Khosravi Bardia, Rouzrokh Pouria, Erickson Bradley J
Radiology Informatics Lab (RIL), Department of Radiology, Mayo Clinic, Rochester, Minnesota.
Orthopedic Surgery Artificial Intelligence Laboratory (OSAIL), Department of Orthopedic Surgery, Mayo Clinic, Rochester, Minnesota.
J Bone Joint Surg Am. 2022 Oct 19;104(Suppl 3):51-55. doi: 10.2106/JBJS.22.00567.
Electronic health records (EHRs) have created great opportunities to collect various information from clinical patient encounters.
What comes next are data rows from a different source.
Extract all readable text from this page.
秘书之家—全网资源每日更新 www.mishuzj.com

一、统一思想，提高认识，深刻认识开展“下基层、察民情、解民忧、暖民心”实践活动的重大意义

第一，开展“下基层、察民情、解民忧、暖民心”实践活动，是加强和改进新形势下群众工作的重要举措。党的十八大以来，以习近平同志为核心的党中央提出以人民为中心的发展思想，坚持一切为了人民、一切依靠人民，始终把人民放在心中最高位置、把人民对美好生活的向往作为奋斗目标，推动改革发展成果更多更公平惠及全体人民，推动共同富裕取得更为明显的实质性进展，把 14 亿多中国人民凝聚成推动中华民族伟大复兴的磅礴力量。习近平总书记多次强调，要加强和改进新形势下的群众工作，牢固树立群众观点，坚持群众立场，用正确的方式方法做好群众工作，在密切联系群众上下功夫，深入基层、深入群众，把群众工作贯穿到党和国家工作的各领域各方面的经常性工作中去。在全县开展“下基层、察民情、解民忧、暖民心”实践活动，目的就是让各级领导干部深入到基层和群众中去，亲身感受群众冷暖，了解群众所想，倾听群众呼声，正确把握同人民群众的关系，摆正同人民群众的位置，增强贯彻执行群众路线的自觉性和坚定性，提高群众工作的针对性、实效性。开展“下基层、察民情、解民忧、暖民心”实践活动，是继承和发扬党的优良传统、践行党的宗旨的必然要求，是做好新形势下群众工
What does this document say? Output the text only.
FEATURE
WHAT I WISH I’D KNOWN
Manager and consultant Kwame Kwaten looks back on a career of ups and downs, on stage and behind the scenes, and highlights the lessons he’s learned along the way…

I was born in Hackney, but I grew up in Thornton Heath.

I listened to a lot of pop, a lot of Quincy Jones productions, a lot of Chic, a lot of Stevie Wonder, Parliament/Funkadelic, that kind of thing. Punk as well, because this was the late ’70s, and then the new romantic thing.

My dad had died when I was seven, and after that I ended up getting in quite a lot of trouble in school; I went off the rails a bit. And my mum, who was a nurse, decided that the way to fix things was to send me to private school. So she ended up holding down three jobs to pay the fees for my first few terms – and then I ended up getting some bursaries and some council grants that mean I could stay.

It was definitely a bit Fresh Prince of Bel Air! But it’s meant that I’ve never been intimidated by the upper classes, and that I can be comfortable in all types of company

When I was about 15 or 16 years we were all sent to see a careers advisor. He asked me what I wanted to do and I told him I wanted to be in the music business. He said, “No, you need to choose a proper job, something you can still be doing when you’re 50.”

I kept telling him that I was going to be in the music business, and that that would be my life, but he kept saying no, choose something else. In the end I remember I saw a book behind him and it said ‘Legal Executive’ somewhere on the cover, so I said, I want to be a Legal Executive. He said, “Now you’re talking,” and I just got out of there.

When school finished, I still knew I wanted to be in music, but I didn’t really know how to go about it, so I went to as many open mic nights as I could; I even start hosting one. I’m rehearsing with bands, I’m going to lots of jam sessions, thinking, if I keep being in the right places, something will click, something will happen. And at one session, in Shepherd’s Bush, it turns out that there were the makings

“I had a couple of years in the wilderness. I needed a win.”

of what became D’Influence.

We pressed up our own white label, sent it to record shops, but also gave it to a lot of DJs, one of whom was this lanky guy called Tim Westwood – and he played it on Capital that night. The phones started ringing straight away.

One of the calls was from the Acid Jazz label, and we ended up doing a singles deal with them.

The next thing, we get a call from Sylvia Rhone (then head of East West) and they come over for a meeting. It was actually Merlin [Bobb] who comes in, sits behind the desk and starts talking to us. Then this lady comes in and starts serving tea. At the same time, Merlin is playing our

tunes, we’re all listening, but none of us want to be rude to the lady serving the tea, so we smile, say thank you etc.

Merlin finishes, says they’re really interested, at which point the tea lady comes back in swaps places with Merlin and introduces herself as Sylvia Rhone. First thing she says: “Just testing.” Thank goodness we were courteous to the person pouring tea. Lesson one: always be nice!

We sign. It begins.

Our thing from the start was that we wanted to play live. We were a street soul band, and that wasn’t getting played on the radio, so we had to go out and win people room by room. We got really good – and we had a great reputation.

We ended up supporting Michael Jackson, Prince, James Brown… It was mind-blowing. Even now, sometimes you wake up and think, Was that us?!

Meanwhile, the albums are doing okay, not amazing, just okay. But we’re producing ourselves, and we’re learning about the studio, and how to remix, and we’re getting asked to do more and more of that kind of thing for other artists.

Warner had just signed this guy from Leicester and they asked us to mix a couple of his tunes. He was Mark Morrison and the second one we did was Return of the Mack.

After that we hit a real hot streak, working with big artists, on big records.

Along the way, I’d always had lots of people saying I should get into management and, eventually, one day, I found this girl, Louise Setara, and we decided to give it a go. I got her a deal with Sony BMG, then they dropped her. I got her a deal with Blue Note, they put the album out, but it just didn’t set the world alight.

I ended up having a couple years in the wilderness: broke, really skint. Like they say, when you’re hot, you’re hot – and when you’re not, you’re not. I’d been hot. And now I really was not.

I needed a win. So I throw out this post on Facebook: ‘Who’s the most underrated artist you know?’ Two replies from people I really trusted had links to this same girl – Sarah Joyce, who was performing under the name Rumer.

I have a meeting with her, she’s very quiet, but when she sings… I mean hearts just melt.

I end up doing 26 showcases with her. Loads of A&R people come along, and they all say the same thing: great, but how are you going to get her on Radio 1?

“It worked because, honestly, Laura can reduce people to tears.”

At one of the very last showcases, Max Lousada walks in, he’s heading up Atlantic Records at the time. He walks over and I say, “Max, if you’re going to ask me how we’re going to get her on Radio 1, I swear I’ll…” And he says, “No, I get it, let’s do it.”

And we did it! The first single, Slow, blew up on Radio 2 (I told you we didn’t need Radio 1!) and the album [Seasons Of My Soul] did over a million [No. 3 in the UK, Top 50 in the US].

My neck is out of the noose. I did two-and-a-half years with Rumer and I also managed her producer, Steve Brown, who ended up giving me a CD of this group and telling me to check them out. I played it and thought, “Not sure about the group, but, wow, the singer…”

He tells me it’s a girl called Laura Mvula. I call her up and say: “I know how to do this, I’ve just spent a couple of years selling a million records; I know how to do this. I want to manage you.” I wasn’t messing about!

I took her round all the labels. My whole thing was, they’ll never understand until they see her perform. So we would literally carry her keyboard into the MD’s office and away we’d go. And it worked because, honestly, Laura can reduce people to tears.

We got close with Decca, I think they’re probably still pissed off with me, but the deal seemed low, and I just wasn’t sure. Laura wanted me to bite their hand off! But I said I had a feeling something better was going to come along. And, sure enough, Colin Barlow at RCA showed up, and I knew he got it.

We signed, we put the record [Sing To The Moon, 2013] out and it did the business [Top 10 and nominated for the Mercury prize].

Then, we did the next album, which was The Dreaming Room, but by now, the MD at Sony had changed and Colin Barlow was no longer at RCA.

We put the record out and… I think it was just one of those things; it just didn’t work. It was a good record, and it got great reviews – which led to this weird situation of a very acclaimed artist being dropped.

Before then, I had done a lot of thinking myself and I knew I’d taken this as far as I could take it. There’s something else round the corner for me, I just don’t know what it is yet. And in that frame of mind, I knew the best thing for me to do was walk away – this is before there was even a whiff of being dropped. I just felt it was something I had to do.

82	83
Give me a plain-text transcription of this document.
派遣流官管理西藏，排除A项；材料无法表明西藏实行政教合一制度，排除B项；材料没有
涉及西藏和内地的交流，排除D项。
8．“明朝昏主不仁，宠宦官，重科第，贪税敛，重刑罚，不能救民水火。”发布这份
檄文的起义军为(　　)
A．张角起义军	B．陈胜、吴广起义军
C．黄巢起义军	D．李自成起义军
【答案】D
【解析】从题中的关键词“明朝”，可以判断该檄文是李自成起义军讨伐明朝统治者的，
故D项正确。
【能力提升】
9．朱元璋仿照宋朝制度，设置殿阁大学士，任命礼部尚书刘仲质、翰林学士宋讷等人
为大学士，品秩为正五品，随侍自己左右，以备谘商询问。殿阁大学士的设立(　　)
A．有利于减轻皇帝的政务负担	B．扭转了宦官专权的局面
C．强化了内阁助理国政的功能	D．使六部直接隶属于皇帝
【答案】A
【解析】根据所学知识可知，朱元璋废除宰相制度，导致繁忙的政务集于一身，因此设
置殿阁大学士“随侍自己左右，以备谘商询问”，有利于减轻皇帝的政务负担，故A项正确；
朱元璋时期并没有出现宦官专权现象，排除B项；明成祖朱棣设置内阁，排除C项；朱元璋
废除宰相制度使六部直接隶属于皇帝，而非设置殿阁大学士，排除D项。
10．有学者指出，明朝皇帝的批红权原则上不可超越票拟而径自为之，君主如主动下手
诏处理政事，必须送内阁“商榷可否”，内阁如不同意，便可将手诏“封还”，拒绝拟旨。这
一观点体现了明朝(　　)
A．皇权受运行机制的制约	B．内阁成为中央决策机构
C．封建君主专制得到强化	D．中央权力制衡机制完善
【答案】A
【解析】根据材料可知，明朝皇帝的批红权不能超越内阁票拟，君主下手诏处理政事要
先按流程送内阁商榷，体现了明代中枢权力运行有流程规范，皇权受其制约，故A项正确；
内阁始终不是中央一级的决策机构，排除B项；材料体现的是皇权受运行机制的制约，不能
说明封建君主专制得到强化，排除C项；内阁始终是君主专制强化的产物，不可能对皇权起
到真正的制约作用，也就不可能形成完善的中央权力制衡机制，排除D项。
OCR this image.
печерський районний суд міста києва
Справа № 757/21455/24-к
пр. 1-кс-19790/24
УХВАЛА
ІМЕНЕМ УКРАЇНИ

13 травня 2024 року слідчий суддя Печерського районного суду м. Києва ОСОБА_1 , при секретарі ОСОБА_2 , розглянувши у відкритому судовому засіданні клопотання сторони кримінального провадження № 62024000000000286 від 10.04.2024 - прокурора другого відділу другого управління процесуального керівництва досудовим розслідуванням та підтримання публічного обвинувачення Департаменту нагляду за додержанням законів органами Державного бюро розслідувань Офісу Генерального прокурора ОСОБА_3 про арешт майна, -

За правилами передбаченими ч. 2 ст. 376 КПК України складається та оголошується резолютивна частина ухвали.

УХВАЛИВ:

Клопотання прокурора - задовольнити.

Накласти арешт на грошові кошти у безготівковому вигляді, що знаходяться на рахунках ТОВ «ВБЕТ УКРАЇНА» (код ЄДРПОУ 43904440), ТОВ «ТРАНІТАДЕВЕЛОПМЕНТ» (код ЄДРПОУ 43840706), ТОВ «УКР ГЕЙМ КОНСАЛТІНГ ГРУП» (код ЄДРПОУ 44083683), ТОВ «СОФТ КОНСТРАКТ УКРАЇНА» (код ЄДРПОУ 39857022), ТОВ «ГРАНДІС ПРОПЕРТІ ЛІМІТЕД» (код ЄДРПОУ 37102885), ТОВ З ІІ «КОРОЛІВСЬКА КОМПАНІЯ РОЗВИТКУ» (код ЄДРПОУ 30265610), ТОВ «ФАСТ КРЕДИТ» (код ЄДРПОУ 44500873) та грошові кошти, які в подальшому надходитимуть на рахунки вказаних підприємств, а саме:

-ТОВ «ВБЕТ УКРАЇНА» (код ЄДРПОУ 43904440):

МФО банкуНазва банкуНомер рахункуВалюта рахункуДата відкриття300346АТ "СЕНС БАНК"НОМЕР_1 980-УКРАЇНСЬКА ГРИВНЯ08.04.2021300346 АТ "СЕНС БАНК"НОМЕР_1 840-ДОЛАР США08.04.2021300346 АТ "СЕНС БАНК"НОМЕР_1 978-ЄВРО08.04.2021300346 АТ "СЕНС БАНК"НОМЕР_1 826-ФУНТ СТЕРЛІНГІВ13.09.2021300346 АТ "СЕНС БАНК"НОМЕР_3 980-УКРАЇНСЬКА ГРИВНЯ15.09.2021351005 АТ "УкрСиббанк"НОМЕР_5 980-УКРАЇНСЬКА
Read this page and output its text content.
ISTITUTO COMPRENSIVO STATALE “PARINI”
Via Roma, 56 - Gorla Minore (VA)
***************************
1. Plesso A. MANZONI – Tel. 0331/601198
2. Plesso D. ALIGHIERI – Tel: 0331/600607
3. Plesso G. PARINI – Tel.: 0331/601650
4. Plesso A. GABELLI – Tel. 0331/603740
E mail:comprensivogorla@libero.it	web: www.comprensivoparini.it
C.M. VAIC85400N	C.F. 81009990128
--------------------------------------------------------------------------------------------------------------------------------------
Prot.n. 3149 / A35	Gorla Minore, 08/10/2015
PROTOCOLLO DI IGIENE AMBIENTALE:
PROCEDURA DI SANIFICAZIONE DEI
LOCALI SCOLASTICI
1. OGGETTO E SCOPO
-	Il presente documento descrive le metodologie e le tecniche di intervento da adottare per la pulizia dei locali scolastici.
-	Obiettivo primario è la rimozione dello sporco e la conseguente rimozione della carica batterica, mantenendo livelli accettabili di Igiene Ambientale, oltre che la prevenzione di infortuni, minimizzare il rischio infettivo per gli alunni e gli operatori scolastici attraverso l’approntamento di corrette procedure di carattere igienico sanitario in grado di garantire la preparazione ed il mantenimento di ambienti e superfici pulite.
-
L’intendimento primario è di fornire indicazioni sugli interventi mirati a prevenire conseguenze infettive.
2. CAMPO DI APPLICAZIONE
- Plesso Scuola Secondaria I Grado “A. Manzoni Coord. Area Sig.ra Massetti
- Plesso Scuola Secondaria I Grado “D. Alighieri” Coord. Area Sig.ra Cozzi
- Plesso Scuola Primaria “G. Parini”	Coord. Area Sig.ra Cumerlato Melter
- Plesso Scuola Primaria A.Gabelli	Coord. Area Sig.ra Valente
However, most EHR data are stored in unstructured form (e.g., clinical notes, surgical notes, and medication instructions), and researchers need data to be in computable form (structured) to extract meaningful relationships involving variables that can influence patient outcomes. Clinical natural language processing (NLP) is the field of extracting structured data from unstructured text documents in EHRs. Clinical text has several characteristics that mandate the use of special techniques to extract structured information from them compared with generic NLP methods. In this article, we define clinical NLP models, introduce different methods of information extraction from unstructured data using NLP, and describe the basic technical aspects of how deep learning-based NLP models work. We conclude by noting the challenges of working with clinical NLP models and summarizing the general steps needed to launch an NLP project.
电子健康记录(EHRs)为从临床患者诊疗过程中收集各类信息创造了巨大机遇。然而,大多数电子健康记录数据以非结构化形式存储(如临床记录、手术记录和用药说明),而研究人员需要数据以可计算形式(结构化)来提取涉及可能影响患者预后的变量之间的有意义关系。临床自然语言处理(NLP)是从电子健康记录中的非结构化文本文档提取结构化数据的领域。与通用自然语言处理方法相比,临床文本具有若干特性,这就要求使用特殊技术从中提取结构化信息。在本文中,我们定义临床自然语言处理模型,介绍使用自然语言处理从非结构化数据中提取信息的不同方法,并描述基于深度学习的自然语言处理模型的基本技术原理。我们通过指出使用临床自然语言处理模型的挑战并总结开展自然语言处理项目所需的一般步骤来结束本文。